3. The question however remains to be considered is whether the case in hand can be held to be one of the rarest of rare cases for which punishment of death can be awarded. The two decisions of this Court on which reliance has been placed by the courts below are placed before us i.e. the case of Laxman Naik v. State of Orissa JT 1994 (2) SC 39 and Kamta Tiwari v. State of M.P. JT 1996 (8) SC 198. We have carefully examined the aforesaid two cases and it is difficult for us to hold that the present case can be held to be covered by the ratio of the aforesaid two cases because of the special features which were available in the aforesaid cases, this Court has come to the conclusion that punishment of death is the appropriate punishment in the circum-stances in which the dastardly act was committed. But in the case in hand on examining the evidence of the three witnesses it appears to us that the accused-appellant has committed the murder of the deceased girl not intentionally and with any premedita-tion. On the other hand the accused-appellant found a young girl alone in a lonely place, picked her up for committing rape; while committing rape and in the process by way of gagging the girl has died.
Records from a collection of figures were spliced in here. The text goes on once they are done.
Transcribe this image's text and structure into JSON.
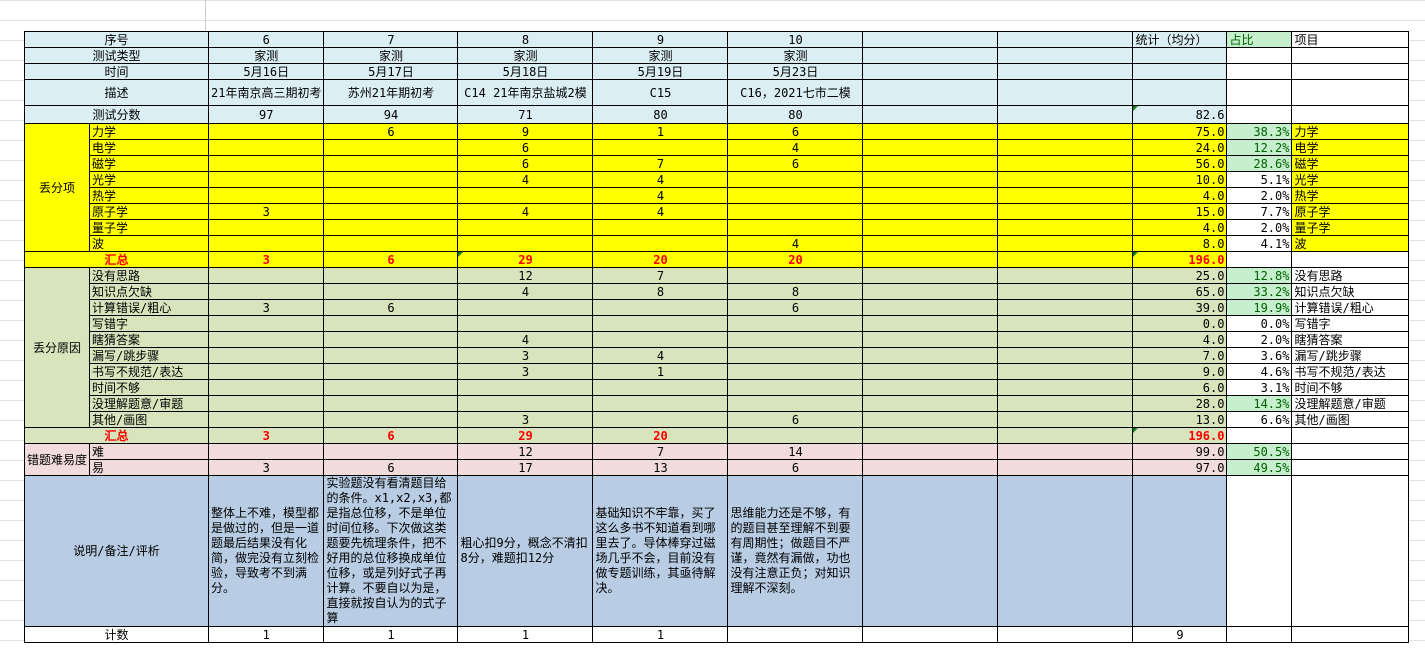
{
  "colors": {
    "header": "#DAEEF3",
    "lost_items": "#FFFF00",
    "reasons": "#D8E4BC",
    "difficulty": "#F2DCDB",
    "notes": "#B8CCE4",
    "highlight": "#C6EFCE",
    "highlight_text": "#006100",
    "total_text": "#FF0000"
  },
  "header": {
    "stat_label": "统计（均分）",
    "ratio_label": "占比",
    "item_label": "项目",
    "rows": [
      {
        "label": "序号",
        "values": [
          "6",
          "7",
          "8",
          "9",
          "10"
        ]
      },
      {
        "label": "测试类型",
        "values": [
          "家测",
          "家测",
          "家测",
          "家测",
          "家测"
        ]
      },
      {
        "label": "时间",
        "values": [
          "5月16日",
          "5月17日",
          "5月18日",
          "5月19日",
          "5月23日"
        ]
      },
      {
        "label": "描述",
        "values": [
          "21年南京高三期初考",
          "苏州21年期初考",
          "C14 21年南京盐城2模",
          "C15",
          "C16，2021七市二模"
        ]
      },
      {
        "label": "测试分数",
        "values": [
          "97",
          "94",
          "71",
          "80",
          "80"
        ],
        "stat": "82.6"
      }
    ]
  },
  "lost_items": {
    "label": "丢分项",
    "items": [
      {
        "label": "力学",
        "values": [
          "",
          "6",
          "9",
          "1",
          "6"
        ],
        "stat": "75.0",
        "ratio": "38.3%",
        "highlight": true,
        "item": "力学"
      },
      {
        "label": "电学",
        "values": [
          "",
          "",
          "6",
          "",
          "4"
        ],
        "stat": "24.0",
        "ratio": "12.2%",
        "highlight": true,
        "item": "电学"
      },
      {
        "label": "磁学",
        "values": [
          "",
          "",
          "6",
          "7",
          "6"
        ],
        "stat": "56.0",
        "ratio": "28.6%",
        "highlight": true,
        "item": "磁学"
      },
      {
        "label": "光学",
        "values": [
          "",
          "",
          "4",
          "4",
          ""
        ],
        "stat": "10.0",
        "ratio": "5.1%",
        "highlight": false,
        "item": "光学"
      },
      {
        "label": "热学",
        "values": [
          "",
          "",
          "",
          "4",
          ""
        ],
        "stat": "4.0",
        "ratio": "2.0%",
        "highlight": false,
        "item": "热学"
      },
      {
        "label": "原子学",
        "values": [
          "3",
          "",
          "4",
          "4",
          ""
        ],
        "stat": "15.0",
        "ratio": "7.7%",
        "highlight": false,
        "item": "原子学"
      },
      {
        "label": "量子学",
        "values": [
          "",
          "",
          "",
          "",
          ""
        ],
        "stat": "4.0",
        "ratio": "2.0%",
        "highlight": false,
        "item": "量子学"
      },
      {
        "label": "波",
        "values": [
          "",
          "",
          "",
          "",
          "4"
        ],
        "stat": "8.0",
        "ratio": "4.1%",
        "highlight": false,
        "item": "波"
      }
    ],
    "total": {
      "label": "汇总",
      "values": [
        "3",
        "6",
        "29",
        "20",
        "20"
      ],
      "stat": "196.0"
    }
  },
  "reasons": {
    "label": "丢分原因",
    "items": [
      {
        "label": "没有思路",
        "values": [
          "",
          "",
          "12",
          "7",
          ""
        ],
        "stat": "25.0",
        "ratio": "12.8%",
        "highlight": true,
        "item": "没有思路"
      },
      {
        "label": "知识点欠缺",
        "values": [
          "",
          "",
          "4",
          "8",
          "8"
        ],
        "stat": "65.0",
        "ratio": "33.2%",
        "highlight": true,
        "item": "知识点欠缺"
      },
      {
        "label": "计算错误/粗心",
        "values": [
          "3",
          "6",
          "",
          "",
          "6"
        ],
        "stat": "39.0",
        "ratio": "19.9%",
        "highlight": true,
        "item": "计算错误/粗心"
      },
      {
        "label": "写错字",
        "values": [
          "",
          "",
          "",
          "",
          ""
        ],
        "stat": "0.0",
        "ratio": "0.0%",
        "highlight": false,
        "item": "写错字"
      },
      {
        "label": "瞎猜答案",
        "values": [
          "",
          "",
          "4",
          "",
          ""
        ],
        "stat": "4.0",
        "ratio": "2.0%",
        "highlight": false,
        "item": "瞎猜答案"
      },
      {
        "label": "漏写/跳步骤",
        "values": [
          "",
          "",
          "3",
          "4",
          ""
        ],
        "stat": "7.0",
        "ratio": "3.6%",
        "highlight": false,
        "item": "漏写/跳步骤"
      },
      {
        "label": "书写不规范/表达",
        "values": [
          "",
          "",
          "3",
          "1",
          ""
        ],
        "stat": "9.0",
        "ratio": "4.6%",
        "highlight": false,
        "item": "书写不规范/表达"
      },
      {
        "label": "时间不够",
        "values": [
          "",
          "",
          "",
          "",
          ""
        ],
        "stat": "6.0",
        "ratio": "3.1%",
        "highlight": false,
        "item": "时间不够"
      },
      {
        "label": "没理解题意/审题",
        "values": [
          "",
          "",
          "",
          "",
          ""
        ],
        "stat": "28.0",
        "ratio": "14.3%",
        "highlight": true,
        "item": "没理解题意/审题"
      },
      {
        "label": "其他/画图",
        "values": [
          "",
          "",
          "3",
          "",
          "6"
        ],
        "stat": "13.0",
        "ratio": "6.6%",
        "highlight": false,
        "item": "其他/画图"
      }
    ],
    "total": {
      "label": "汇总",
      "values": [
        "3",
        "6",
        "29",
        "20",
        ""
      ],
      "stat": "196.0"
    }
  },
  "difficulty": {
    "label": "错题难易度",
    "items": [
      {
        "label": "难",
        "values": [
          "",
          "",
          "12",
          "7",
          "14"
        ],
        "stat": "99.0",
        "ratio": "50.5%",
        "highlight": true,
        "item": ""
      },
      {
        "label": "易",
        "values": [
          "3",
          "6",
          "17",
          "13",
          "6"
        ],
        "stat": "97.0",
        "ratio": "49.5%",
        "highlight": true,
        "item": ""
      }
    ]
  },
  "notes": {
    "label": "说明/备注/评析",
    "values": [
      "整体上不难，模型都是做过的，但是一道题最后结果没有化简，做完没有立刻检验，导致考不到满分。",
      "实验题没有看清题目给的条件。x1,x2,x3,都是指总位移，不是单位时间位移。下次做这类题要先梳理条件，把不好用的总位移换成单位位移，或是列好式子再计算。不要自以为是，直接就按自认为的式子算",
      "粗心扣9分，概念不清扣8分，难题扣12分",
      "基础知识不牢靠，买了这么多书不知道看到哪里去了。导体棒穿过磁场几乎不会，目前没有做专题训练，其亟待解决。",
      "思维能力还是不够，有的题目甚至理解不到要有周期性；做题目不严谨，竟然有漏做，功也没有注意正负；对知识理解不深刻。"
    ]
  },
  "count": {
    "label": "计数",
    "values": [
      "1",
      "1",
      "1",
      "1",
      ""
    ],
    "stat": "9"
  }
}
The medical evidence also indicates that the death is on account of asphyxia. In the circumstances we are of the consid-ered opinion that the case in hand cannot be held to be one of the rarest of rare cases justifying the punishment of death. We, therefore, uphold the conviction of the appellant under Section 302 IPC but looking to other mitigating circumstances, we commute the sentence of death to imprisonment of life. Subject to the aforesaid modification of sentence, this appeal is dismissed.